Ce n’était pas la première attaque contre des sanctuaires chrétiens dans le territoire palestinien assiégé.
Plus tôt, le 19 octobre 2023, l’Église grecque orthodoxe Saint-Porphyre avait été le théâtre d’une autre tragédie. Des centaines de chrétiens et de musulmans s’y étaient réfugiés lorsqu’une frappe aérienne israélienne avait détruit une partie de l’église, faisant au moins 18 morts.
Parmi les victimes figuraient Yara et Viola, cousines et membres de la famille Amash.
Le bombardement de Saint-Porphyre a eu lieu quelques semaines seulement après le début de la guerre génocidaire du régime israélien, qui conduit au déplacement des milliers de Palestiniens.
Environ 1 000 chrétiens ont cherché refuge dans l’église Saint-Porphyre et dans l’église de la Sainte-Famille voisine, espérant être en sécurité au milieu des bombardements aveugles.
Plus tard, le 26 décembre 2023, l’Église baptiste de Gaza a subi d’importants dégâts à la suite d’une attaque israélienne.

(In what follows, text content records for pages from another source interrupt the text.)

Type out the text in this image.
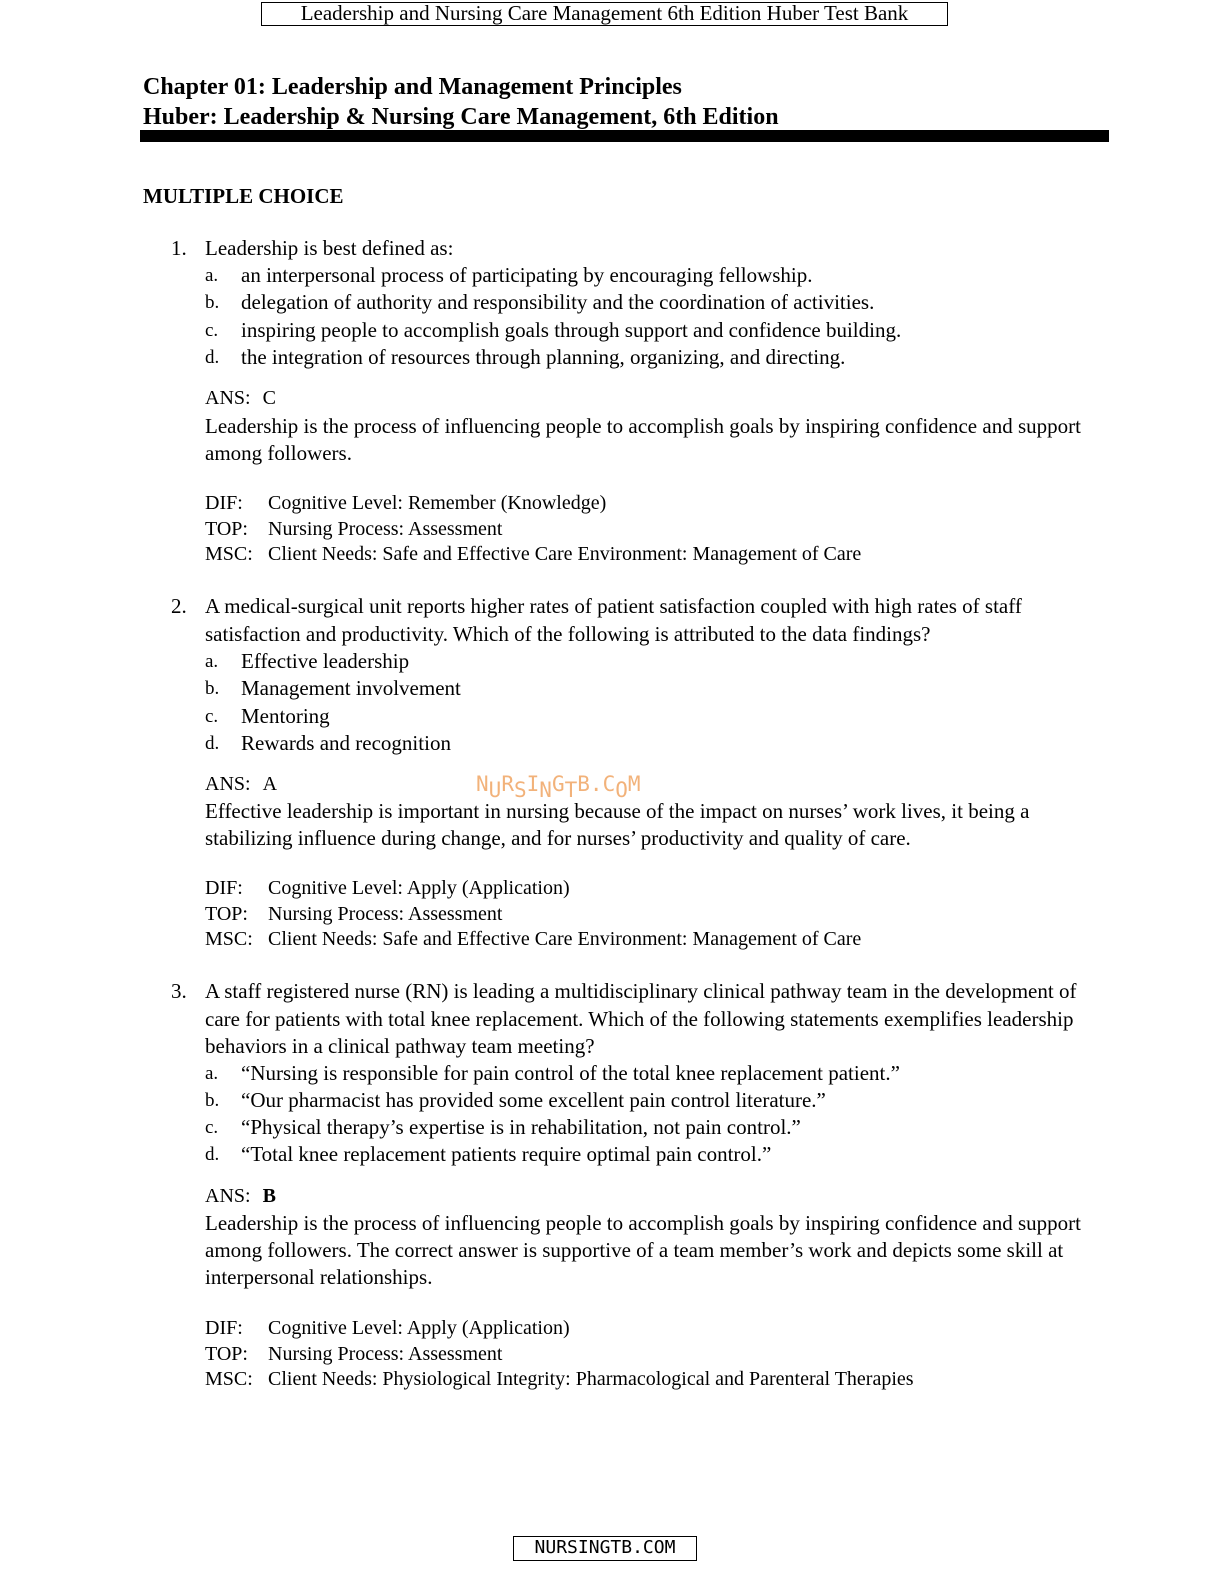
Leadership and Nursing Care Management 6th Edition Huber Test Bank
Chapter 01: Leadership and Management Principles
Huber: Leadership & Nursing Care Management, 6th Edition
MULTIPLE CHOICE
1. Leadership is best defined as:
a. an interpersonal process of participating by encouraging fellowship.
b. delegation of authority and responsibility and the coordination of activities.
c. inspiring people to accomplish goals through support and confidence building.
d. the integration of resources through planning, organizing, and directing.
ANS: C
Leadership is the process of influencing people to accomplish goals by inspiring confidence and support among followers.
DIF: Cognitive Level: Remember (Knowledge)
TOP: Nursing Process: Assessment
MSC: Client Needs: Safe and Effective Care Environment: Management of Care
2. A medical-surgical unit reports higher rates of patient satisfaction coupled with high rates of staff satisfaction and productivity. Which of the following is attributed to the data findings?
a. Effective leadership
b. Management involvement
c. Mentoring
d. Rewards and recognition
ANS: A
Effective leadership is important in nursing because of the impact on nurses’ work lives, it being a stabilizing influence during change, and for nurses’ productivity and quality of care.
DIF: Cognitive Level: Apply (Application)
TOP: Nursing Process: Assessment
MSC: Client Needs: Safe and Effective Care Environment: Management of Care
3. A staff registered nurse (RN) is leading a multidisciplinary clinical pathway team in the development of care for patients with total knee replacement. Which of the following statements exemplifies leadership behaviors in a clinical pathway team meeting?
a. “Nursing is responsible for pain control of the total knee replacement patient.”
b. “Our pharmacist has provided some excellent pain control literature.”
c. “Physical therapy’s expertise is in rehabilitation, not pain control.”
d. “Total knee replacement patients require optimal pain control.”
ANS: B
Leadership is the process of influencing people to accomplish goals by inspiring confidence and support among followers. The correct answer is supportive of a team member’s work and depicts some skill at interpersonal relationships.
DIF: Cognitive Level: Apply (Application)
TOP: Nursing Process: Assessment
MSC: Client Needs: Physiological Integrity: Pharmacological and Parenteral Therapies
NURSINGTB.COM
NURSINGTB.COM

L’église a été touchée par un obus de char israélien, provoquant d’importants dégâts à l’intérieur. Environ 70 personnes d’une quinzaine de familles étaient réfugiées à l’intérieur de l’église à ce moment-là.
Al-Suri, qui a perdu ses trois enfants dans la guerre, est l’un des nombreux chrétiens en deuil à Gaza.
Son histoire, ainsi que les morts tragiques de Yara, Viola, Nahida et Samar, met en évidence la nature aveugle de la violence qui a ravagé l’ancienne communauté chrétienne de Gaza.
Ces attaques, qui ont dévasté des lieux de culte et des sanctuaires, font état du coût humain considérable de la guerre israélienne en cours à Gaza.
On estime que 1 100 chrétiens vivaient parmi les 2,3 millions d’habitants de Gaza avant octobre 2023, et 50 000 autres en Cisjordanie occupée, notamment à Bethléem et à Qods-Est.
Le régime israélien a détruit au moins trois églises au cours des 446 derniers jours de la guerre.